Every year the telecoms industry gathers in Barcelona for Mobile World Congress (MWC), the annual conference and trade show dedicated to mobile devices and the networks they run on. So what are the big trends from the event, and how are they likely to affect customer service teams in the near future? I’ve picked four areas to focus on:
1 Smartphone growth isn’t slowing down
Research shows that over 50% of the population in Western countries now have a smartphone. At MWC, many companies unveiled handsets to target the remainder of the market, with companies such as Nokia, Samsung and Mozilla launching cheaper models. This means two things for customer service. Firstly, even more people will be contacting them through mobile devices, so they need to ensure the mobile customer experience is as seamless as possible. Secondly, mobile phone operators will have to cater for a new demographic of smartphone owners, with different needs and (potentially) levels of technical knowledge. Both of these add up to a greater mobile focus in the future.

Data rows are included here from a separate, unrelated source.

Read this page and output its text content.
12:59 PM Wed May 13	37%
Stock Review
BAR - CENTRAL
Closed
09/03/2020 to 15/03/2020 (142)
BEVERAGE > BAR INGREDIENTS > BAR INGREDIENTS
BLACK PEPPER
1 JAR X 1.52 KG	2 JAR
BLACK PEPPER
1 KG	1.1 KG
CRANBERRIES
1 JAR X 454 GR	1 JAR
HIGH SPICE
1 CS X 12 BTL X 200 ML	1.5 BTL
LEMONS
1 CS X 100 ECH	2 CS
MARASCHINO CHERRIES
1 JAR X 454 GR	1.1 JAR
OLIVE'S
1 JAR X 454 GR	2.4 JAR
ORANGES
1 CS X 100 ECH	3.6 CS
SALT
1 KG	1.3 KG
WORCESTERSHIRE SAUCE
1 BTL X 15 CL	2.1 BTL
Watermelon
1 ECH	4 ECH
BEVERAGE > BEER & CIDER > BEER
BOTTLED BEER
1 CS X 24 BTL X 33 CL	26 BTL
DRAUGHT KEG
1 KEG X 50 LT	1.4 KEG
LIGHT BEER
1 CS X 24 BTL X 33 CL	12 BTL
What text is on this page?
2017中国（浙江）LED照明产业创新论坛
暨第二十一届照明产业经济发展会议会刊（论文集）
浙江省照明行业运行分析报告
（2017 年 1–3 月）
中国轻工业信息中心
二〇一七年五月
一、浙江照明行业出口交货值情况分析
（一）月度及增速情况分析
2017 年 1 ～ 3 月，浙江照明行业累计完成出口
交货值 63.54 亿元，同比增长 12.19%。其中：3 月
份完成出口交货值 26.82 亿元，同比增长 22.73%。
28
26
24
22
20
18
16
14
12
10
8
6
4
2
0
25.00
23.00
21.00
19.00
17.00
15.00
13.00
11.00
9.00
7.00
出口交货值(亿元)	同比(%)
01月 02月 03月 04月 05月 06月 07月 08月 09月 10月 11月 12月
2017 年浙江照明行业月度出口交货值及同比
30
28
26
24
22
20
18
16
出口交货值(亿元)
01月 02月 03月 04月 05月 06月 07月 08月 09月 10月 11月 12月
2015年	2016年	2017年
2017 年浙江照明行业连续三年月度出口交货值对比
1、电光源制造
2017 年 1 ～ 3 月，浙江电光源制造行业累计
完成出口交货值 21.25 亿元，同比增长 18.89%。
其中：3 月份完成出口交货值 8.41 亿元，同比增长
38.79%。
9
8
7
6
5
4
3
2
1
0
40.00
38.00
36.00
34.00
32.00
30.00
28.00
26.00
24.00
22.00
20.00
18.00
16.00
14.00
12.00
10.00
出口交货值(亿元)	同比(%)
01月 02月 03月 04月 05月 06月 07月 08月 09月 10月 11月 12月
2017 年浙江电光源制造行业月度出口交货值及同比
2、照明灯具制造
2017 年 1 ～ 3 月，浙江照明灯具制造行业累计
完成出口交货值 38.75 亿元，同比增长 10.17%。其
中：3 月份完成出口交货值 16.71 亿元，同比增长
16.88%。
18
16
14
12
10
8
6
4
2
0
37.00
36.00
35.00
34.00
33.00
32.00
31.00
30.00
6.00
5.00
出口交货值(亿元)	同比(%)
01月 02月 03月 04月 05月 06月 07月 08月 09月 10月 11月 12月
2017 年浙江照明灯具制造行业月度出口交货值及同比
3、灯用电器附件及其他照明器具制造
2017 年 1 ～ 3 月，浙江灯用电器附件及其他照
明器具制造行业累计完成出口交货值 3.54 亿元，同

2 Smartphones are getting bigger
The latest generation of smartphones have screens that are 5 inches or larger, making them easier to use for more complex tasks. This is likely to drive an increase in mobile interactions as consumers find it simpler to use their phones to contact companies while they are on the move. Already the smartphone has replaced the laptop as the primary communication device for many people, and this trend will accelerate. For example, it is much easier to type on a larger screen than on smaller version, so expect a greater number of consumers to send emails via their mobile devices.
3 The future is wearable
As technology gets smaller and easier to package, it is being incorporated into devices consumers can wear and use to control their world. From watches to bracelets, major manufacturers launched new products, following in the footsteps of the previously announced Google Glass. This technology has benefits and drawbacks for customer service. It provides the ability to instantly access information and use it in real-time, for example to identify customers and greet them by name, but also raises potential privacy concerns.
4 Everything is connected
It isn’t just phones or clothing that is becoming smarter. The Internet of Things, which will embed communications and intelligence in previously dumb products will connect people, companies and everyday objects. There were lots of announcements about connected cars at MWC for example. This raises expectations and means companies need to deliver a seamless experience across every device that interacts with a customer. To do this customer service will need to be more joined up, linking to information from lots more systems in real-time – such as smart energy meters, or wearable health devices.
As the news from MWC shows, the future will be increasingly based on mobile devices. This means organisations need to ensure that they are providing the right mobile customer experience across every channel if they want to attract and retain consumer loyalty.